Background: Retinal neurodegeneration, an easily accessible biomarker of dementia risk, is exacerbated by age and hypertension; however, the relative roles of systolic and diastolic blood pressure (SBP and DPB) remain unclear. This study aimed to determine the cross-sectional and longitudinal associations between BP and atherosclerosis levels along with the different retinal neurodegeneration parameters.
Methods: This study used cross-sectional data from the United Kingdom (UK) BioBank (UKB) and longitudinal data from the Chinese Ocular Imaging Project (COIP). The macular ganglion cell-inner plexiform layer thickness (mGCIPLT) and macular retinal nerve fiber layer thickness (mRNFLT) were measured using spectral domain optical coherence tomography imaging. Swept-source optical coherence tomography was performed at each follow-up visit to obtain the longitudinal trajectory of the mGCIPLT and peripapillary RNFLT (pRNFLT) in the COIP cohort. Multivariable linear models were used to analyze the cross-sectional and longitudinal associations between BP metrics and retinal measurements.

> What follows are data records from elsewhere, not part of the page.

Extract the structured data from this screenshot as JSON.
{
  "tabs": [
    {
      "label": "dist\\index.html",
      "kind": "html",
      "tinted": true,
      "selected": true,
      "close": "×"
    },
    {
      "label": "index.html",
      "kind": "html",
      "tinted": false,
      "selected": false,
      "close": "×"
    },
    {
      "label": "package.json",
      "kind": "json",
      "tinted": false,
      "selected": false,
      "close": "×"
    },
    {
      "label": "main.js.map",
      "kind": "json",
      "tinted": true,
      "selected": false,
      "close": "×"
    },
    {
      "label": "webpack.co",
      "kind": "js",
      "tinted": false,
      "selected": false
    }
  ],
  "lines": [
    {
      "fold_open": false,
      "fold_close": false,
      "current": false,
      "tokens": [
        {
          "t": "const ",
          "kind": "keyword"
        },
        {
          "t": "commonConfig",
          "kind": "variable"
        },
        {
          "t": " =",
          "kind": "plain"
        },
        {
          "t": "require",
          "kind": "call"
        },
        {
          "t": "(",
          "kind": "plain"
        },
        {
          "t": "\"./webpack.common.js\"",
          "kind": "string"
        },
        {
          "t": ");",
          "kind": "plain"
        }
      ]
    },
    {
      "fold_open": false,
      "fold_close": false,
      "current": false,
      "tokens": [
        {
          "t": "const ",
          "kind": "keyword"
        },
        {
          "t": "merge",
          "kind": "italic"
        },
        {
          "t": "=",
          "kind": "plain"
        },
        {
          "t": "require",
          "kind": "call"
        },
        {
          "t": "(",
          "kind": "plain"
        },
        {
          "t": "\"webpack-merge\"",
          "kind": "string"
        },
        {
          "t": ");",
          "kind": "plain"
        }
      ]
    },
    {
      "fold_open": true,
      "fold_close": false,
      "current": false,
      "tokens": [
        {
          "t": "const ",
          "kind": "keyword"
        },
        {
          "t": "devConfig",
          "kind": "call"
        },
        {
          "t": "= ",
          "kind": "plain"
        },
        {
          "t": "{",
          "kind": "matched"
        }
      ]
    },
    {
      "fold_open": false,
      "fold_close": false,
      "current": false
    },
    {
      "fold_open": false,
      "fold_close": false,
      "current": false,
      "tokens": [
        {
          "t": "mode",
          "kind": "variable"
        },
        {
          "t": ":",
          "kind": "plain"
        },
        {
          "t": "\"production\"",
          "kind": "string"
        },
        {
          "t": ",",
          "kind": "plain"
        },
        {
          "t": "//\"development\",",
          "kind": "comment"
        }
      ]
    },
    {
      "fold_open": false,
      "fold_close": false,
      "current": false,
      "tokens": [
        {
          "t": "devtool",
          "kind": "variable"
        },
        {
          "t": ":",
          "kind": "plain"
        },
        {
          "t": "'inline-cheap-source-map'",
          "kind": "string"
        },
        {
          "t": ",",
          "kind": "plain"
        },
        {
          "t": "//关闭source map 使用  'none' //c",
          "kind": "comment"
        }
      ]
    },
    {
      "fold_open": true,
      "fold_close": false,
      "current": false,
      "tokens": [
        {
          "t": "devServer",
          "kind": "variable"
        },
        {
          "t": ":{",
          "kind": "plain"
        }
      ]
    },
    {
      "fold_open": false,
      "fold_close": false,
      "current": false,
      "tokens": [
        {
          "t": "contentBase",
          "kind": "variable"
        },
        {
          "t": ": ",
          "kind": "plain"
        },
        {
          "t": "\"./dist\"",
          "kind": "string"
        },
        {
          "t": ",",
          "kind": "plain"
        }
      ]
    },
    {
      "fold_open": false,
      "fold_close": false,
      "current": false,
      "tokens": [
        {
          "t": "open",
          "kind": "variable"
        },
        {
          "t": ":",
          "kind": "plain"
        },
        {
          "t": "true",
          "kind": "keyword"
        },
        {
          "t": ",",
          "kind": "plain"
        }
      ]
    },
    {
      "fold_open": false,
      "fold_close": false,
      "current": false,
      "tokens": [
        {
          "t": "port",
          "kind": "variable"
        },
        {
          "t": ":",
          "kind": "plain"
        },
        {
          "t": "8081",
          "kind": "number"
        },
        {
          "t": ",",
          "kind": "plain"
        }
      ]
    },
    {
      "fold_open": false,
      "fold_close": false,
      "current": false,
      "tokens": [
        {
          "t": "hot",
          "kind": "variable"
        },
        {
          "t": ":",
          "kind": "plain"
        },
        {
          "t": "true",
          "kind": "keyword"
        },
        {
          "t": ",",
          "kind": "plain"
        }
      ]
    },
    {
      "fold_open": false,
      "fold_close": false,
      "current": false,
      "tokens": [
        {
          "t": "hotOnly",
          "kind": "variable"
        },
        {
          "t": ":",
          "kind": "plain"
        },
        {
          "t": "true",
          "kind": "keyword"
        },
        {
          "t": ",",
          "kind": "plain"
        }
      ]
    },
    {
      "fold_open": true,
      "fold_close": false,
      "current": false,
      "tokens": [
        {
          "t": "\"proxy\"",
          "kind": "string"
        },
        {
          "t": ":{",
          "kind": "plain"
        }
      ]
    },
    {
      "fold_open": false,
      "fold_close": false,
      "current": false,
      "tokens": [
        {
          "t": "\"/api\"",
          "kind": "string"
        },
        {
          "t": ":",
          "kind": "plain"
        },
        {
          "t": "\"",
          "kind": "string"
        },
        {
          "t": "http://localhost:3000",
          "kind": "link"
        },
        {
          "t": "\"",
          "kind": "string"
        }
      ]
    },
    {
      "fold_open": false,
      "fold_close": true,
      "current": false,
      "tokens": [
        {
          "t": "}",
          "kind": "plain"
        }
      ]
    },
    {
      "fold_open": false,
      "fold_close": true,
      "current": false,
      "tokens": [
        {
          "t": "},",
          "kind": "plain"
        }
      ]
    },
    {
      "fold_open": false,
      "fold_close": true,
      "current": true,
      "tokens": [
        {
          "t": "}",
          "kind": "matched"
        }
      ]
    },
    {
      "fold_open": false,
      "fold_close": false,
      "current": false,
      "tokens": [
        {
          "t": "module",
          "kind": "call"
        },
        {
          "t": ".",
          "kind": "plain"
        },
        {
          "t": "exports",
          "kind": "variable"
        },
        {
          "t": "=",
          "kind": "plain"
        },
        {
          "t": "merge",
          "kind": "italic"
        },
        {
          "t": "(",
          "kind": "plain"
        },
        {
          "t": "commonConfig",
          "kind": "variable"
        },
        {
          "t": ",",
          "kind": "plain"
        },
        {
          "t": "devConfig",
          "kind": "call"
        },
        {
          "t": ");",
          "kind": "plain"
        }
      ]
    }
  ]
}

Results: In a cross-sectional analysis of 22,801 participants from the UKB, thinner mGCIPLT was related to older age (per 10 years, β = −0.274, 95% confidence interval (CI): −0.358 to −0.189, p < 0.001), female sex (female vs male, β = −0.897, 95% CI: −1.031 to −0.763, p = 0.000), higher SBP (per 10 mmHg increase, β = −0.085, 95% CI: −0.125 to −0.045, p = 0.000), and higher DBP (per 10 mmHg increase, β = −0.105, 95% CI: −0.174 to −0.036, p = 0.003), and was significantly associated with higher mean arterial pressure (MAP per 10 mmHg increase, β = −0.116, 95% CI: −0.176, −0.056, p = 0.000) and higher mean pulse pressure (MPP per 10 mmHg increase, β = −0.099, 95% CI: −0.155, −0.043, p = 0.001). In a longitudinal analysis of 2,012 eligible COIP participants, higher levels of baseline SBP, DBP, MAP, and MPP were associated with faster thinning in mGCIPLT and pRNFLT (all p < 0.001). The strongest association was with MAP, which produced an effect on mGCIPLT (β = −0.118, 95% CI: −0.175 to −0.061, p < 0.001) per 10 mmHg increase, comparable to a 5-year increase in age (β = −0.210, 95% CI: −0.282 to −0.138, p < 0.001). The results of the analysis of mRNFL and pRNFL were consistent with those of mGCIPLT.
Conclusion: BP levels were independently and consistently associated with various retinal neurodegenerative exacerbations, both cross-sectionally and longitudinally, regardless of the race and disease status. BP plays a key role in neurodegeneration, and long-term prevention in the population requires the control of BP levels.